03/11/2026 | News release | Distributed by Public on 03/11/2026 10:38
L'attaque de drone a également entraîné la mort de deux civils et causé des dégâts à des habitations civiles, a précisé le Mission de paix des Nations Unies en RDC, la MONUSCO, dans un communiqué de presse.
Le Représentant spécial adjoint du Secrétaire général de l'ONU en RDC, Bruno Lemarquis, a condamné fermement cette escalade de la violence.
« Je condamne avec la plus grande fermeté l'usage d'armes et de drones d'attaques qui mettent en danger les populations civiles et le personnel des Nations Unies. Cette escalade de la violence est profondément préoccupante », a dit M. Lemarquis, qui est également le Chef par intérim de la MONUSCO.
Il a exprimé ses plus sincères condoléances à la famille, aux proches et aux collègues du membre du personnel décédé, ainsi qu'aux familles des autres victimes civiles. Il a salué « le dévouement et le professionnalisme du personnel des Nations Unies au service du peuple congolais » et exprimé sa solidarité avec toutes les personnes affectées par cet acte de violence.
Bruno Lemarquis souligne que les attaques contre le personnel des Nations Unies « pourraient constituer des crimes de guerre conformément au Statut de Rome établissant la Cour pénale internationale » et rappelle à toutes les parties leurs obligations au regard du droit international humanitaire, y compris les principes de distinction et de protection des populations civiles et des sites civils.

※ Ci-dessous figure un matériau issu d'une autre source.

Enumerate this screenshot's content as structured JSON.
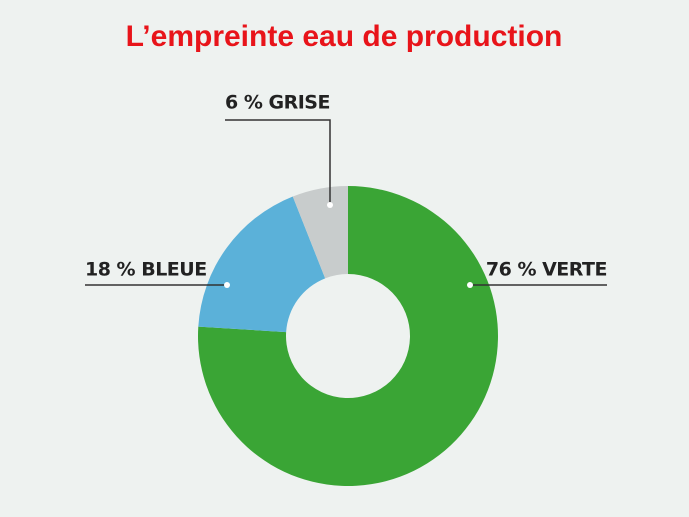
{
  "chart_data": {
    "type": "donut",
    "title": "L’empreinte eau de production",
    "values": [
      76,
      18,
      6
    ],
    "value_labels": [
      "76 % VERTE",
      "18 % BLEUE",
      "6 % GRISE"
    ],
    "colors": [
      "#3aa535",
      "#5bb1d9",
      "#c8cccc"
    ]
  }
}
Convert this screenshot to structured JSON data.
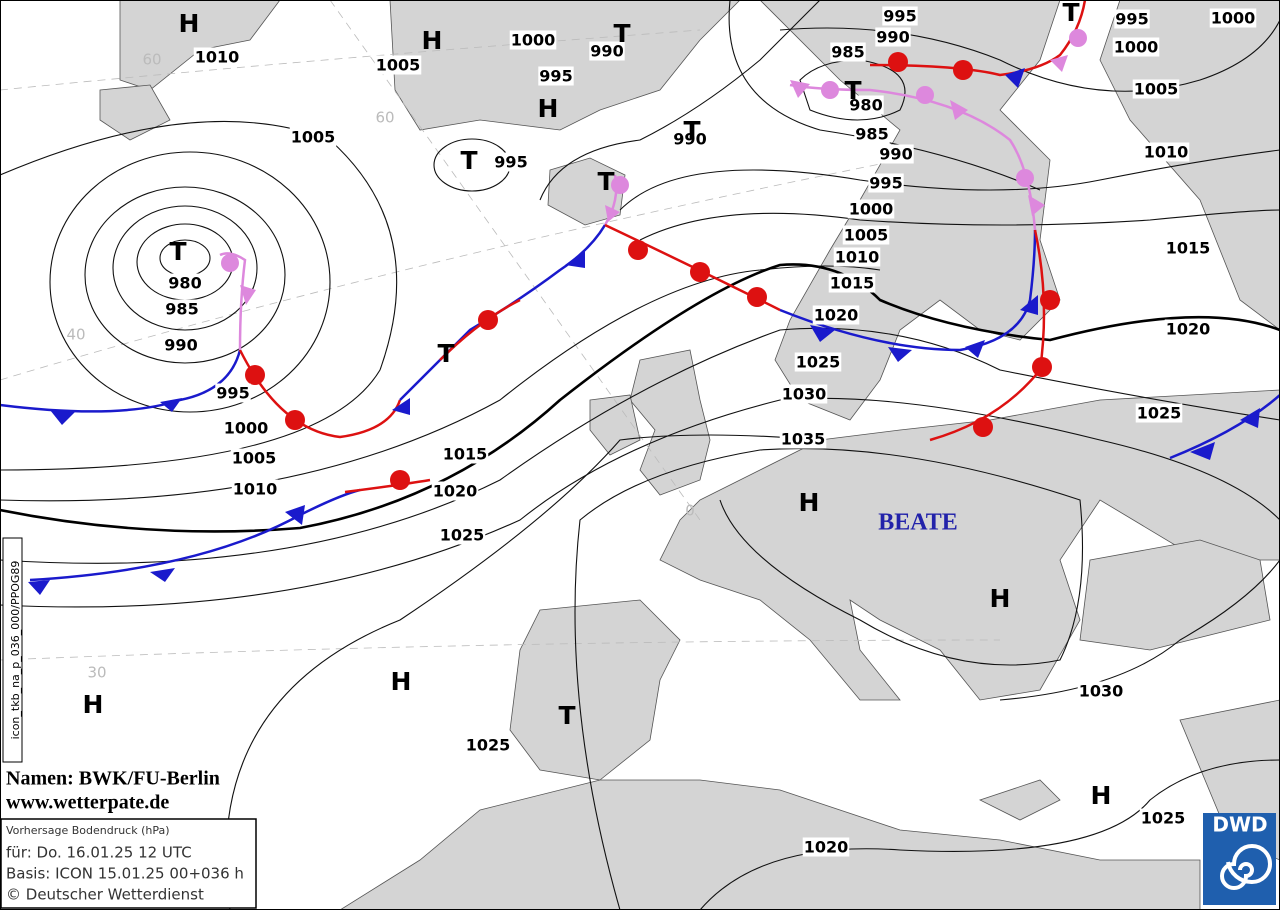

Il appelle à ce que toute la lumière soit faite sur les circonstances de cet incident et souligne la nécessité de mener « une enquête rapide, indépendante et crédible afin d'identifier les responsables et de les traduire en justice ».
« Nous appelons toutes les parties à cesser immédiatement les violences, conformément à leur engagement de respecter le cessez-le-feu ; à privilégier la voie de la solution politique et le dialogue afin de protéger les populations civiles ; et à capitaliser sur les gains récemment obtenus dans le cadre des efforts de paix », a ajouté M. Lemarquis.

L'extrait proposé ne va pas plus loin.